Just about everyone agrees that, unless you measure its success by the number of people put in prison or the billions of dollars spent annually, the war has failed. The purpose of the war was to cut back on drug use. Yet a WHO study of 17 nations shows the United States has the highest rate of use of illegal drugs. This is despite the fact that over the past twenty years the number of Americans incarcerated has doubled and one quarter of those in prison are there for drug offenses.
In the ACS report Alex Kreit proposes a number of short term changes in the law and the way we spend money that would have an immediate affect upon our society for the new administration. He points out that during the last forty years we have spent a lot of money on supply reduction and insufficient funds on demand reduction. Yet the dollars spent on demand reduction are much more effective than those spent on supply reduction. He suggests spending less money on ineffective supply reduction programs such as source-country crop eradication programs and more money on treatment programs such as the Adult, Juvenile and Family Drug Court Program. Even when the eradication in one county is successful the growth of poppies or coca just moves to another country. Kreit points out that the drug courts are not perfect but they have positive results and are less expensive.
Among the immediate modifications of the law that he recommends are amendments to the mandatory minimum drug sentence laws, Federal encouragement of state medical marijuana laws, lifting the 1988 ban on the use of Federal money on needle exchange programs, and repealing the ban on financial aid to students with drug convictions. Under the mandatory minimums, sentences are base on the quantity of narcotics. Thus a mule who drives a truckload of drugs across the border has the same mandatory minimum sentence as the drug kingpin who owns the drugs. Kreit recommends that the mandatory minimums be amended in such a way that they exclude lower level and mid level participants. Needle exchanges have proved to be financially effective and they are an important tool in the fight against AIDS. The ban on financial aid affects mostly the poor and middle class and is counter productive in decreasing drug use.

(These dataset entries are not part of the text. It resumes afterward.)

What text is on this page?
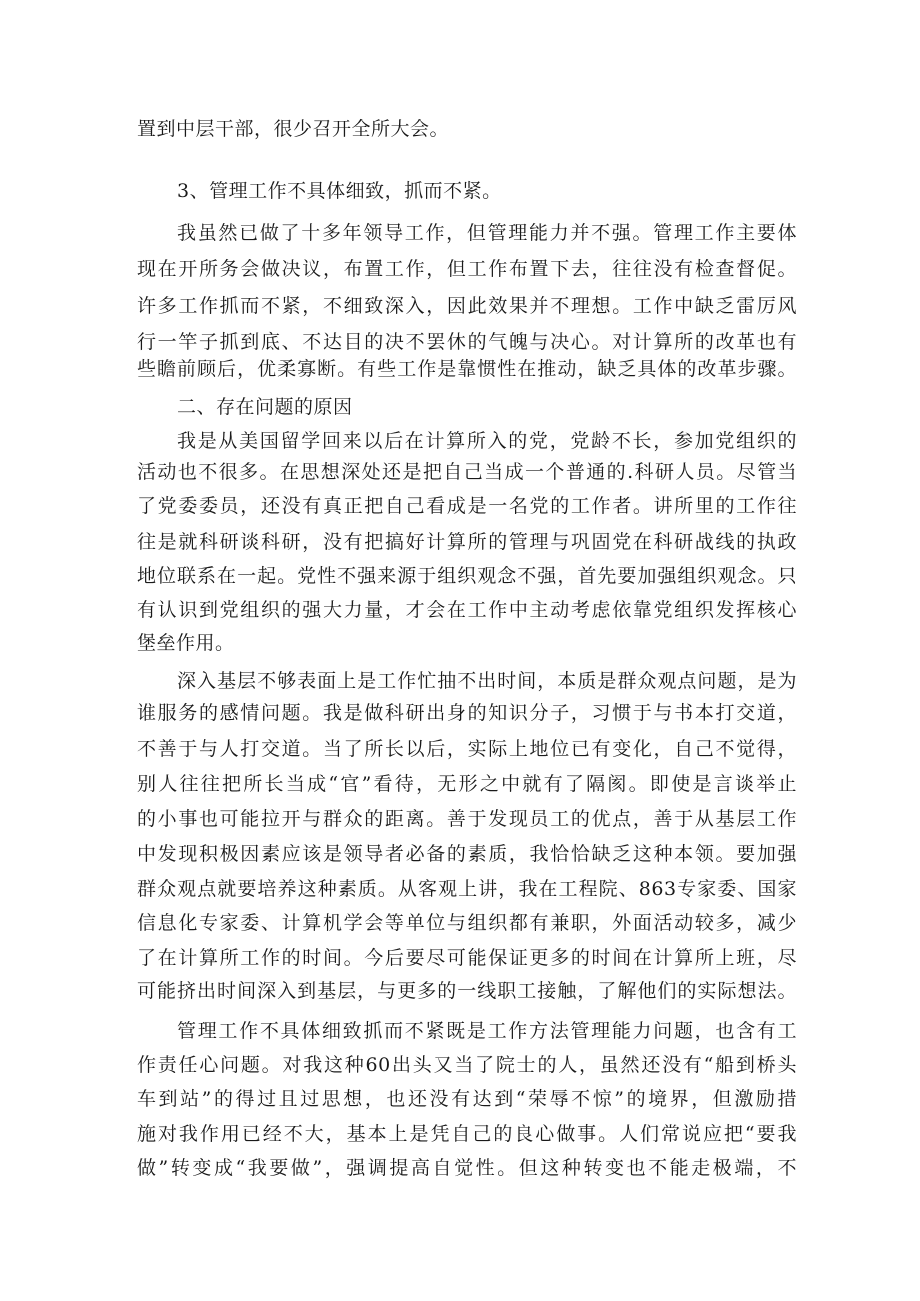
置到中层干部，很少召开全所大会。
3、管理工作不具体细致，抓而不紧。
我虽然已做了十多年领导工作，但管理能力并不强。管理工作主要体
现在开所务会做决议，布置工作，但工作布置下去，往往没有检查督促。
许多工作抓而不紧，不细致深入，因此效果并不理想。工作中缺乏雷厉风
行一竿子抓到底、不达目的决不罢休的气魄与决心。对计算所的改革也有
些瞻前顾后，优柔寡断。有些工作是靠惯性在推动，缺乏具体的改革步骤。
二、存在问题的原因
我是从美国留学回来以后在计算所入的党，党龄不长，参加党组织的
活动也不很多。在思想深处还是把自己当成一个普通的.科研人员。尽管当
了党委委员，还没有真正把自己看成是一名党的工作者。讲所里的工作往
往是就科研谈科研，没有把搞好计算所的管理与巩固党在科研战线的执政
地位联系在一起。党性不强来源于组织观念不强，首先要加强组织观念。只
有认识到党组织的强大力量，才会在工作中主动考虑依靠党组织发挥核心
堡垒作用。
深入基层不够表面上是工作忙抽不出时间，本质是群众观点问题，是为
谁服务的感情问题。我是做科研出身的知识分子，习惯于与书本打交道，
不善于与人打交道。当了所长以后，实际上地位已有变化，自己不觉得，
别人往往把所长当成“官”看待，无形之中就有了隔阂。即使是言谈举止
的小事也可能拉开与群众的距离。善于发现员工的优点，善于从基层工作
中发现积极因素应该是领导者必备的素质，我恰恰缺乏这种本领。要加强
群众观点就要培养这种素质。从客观上讲，我在工程院、863专家委、国家
信息化专家委、计算机学会等单位与组织都有兼职，外面活动较多，减少
了在计算所工作的时间。今后要尽可能保证更多的时间在计算所上班，尽
可能挤出时间深入到基层，与更多的一线职工接触，了解他们的实际想法。
管理工作不具体细致抓而不紧既是工作方法管理能力问题，也含有工
作责任心问题。对我这种60出头又当了院士的人，虽然还没有“船到桥头
车到站”的得过且过思想，也还没有达到“荣辱不惊”的境界，但激励措
施对我作用已经不大，基本上是凭自己的良心做事。人们常说应把“要我
做”转变成“我要做”，强调提高自觉性。但这种转变也不能走极端，不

One glaring omission in his list of immediate changes is the need to amend the public housing one strike law. Under the HUD rule families get evicted from public housing when any member of the family is arrested for violation of the law. Its not limited to the immediate family. It includes arrests of guests and those under the control of a member of the household. Thus if a grandchild who spends summers with his grandparents gets arrested for bringing marijuana to school the grandparents can be evicted from public housing. Certainly in the case of drug offenses the rule needs to be modified to limit it to members of the household and to the possession of drugs in the residence.
But the bigger question needs to be answered and it needs to be answered now. It is not too much to ask that a president who ran on the need for change, appoint a blue ribbon commission including doctors, scientists, law enforcement, and specialists in addiction to propose a complete reworking of our drugs laws. While Kreit’s immediate changes make some sense it is more important that the commission be appointed and be given one year to propose significant changes in our drug laws.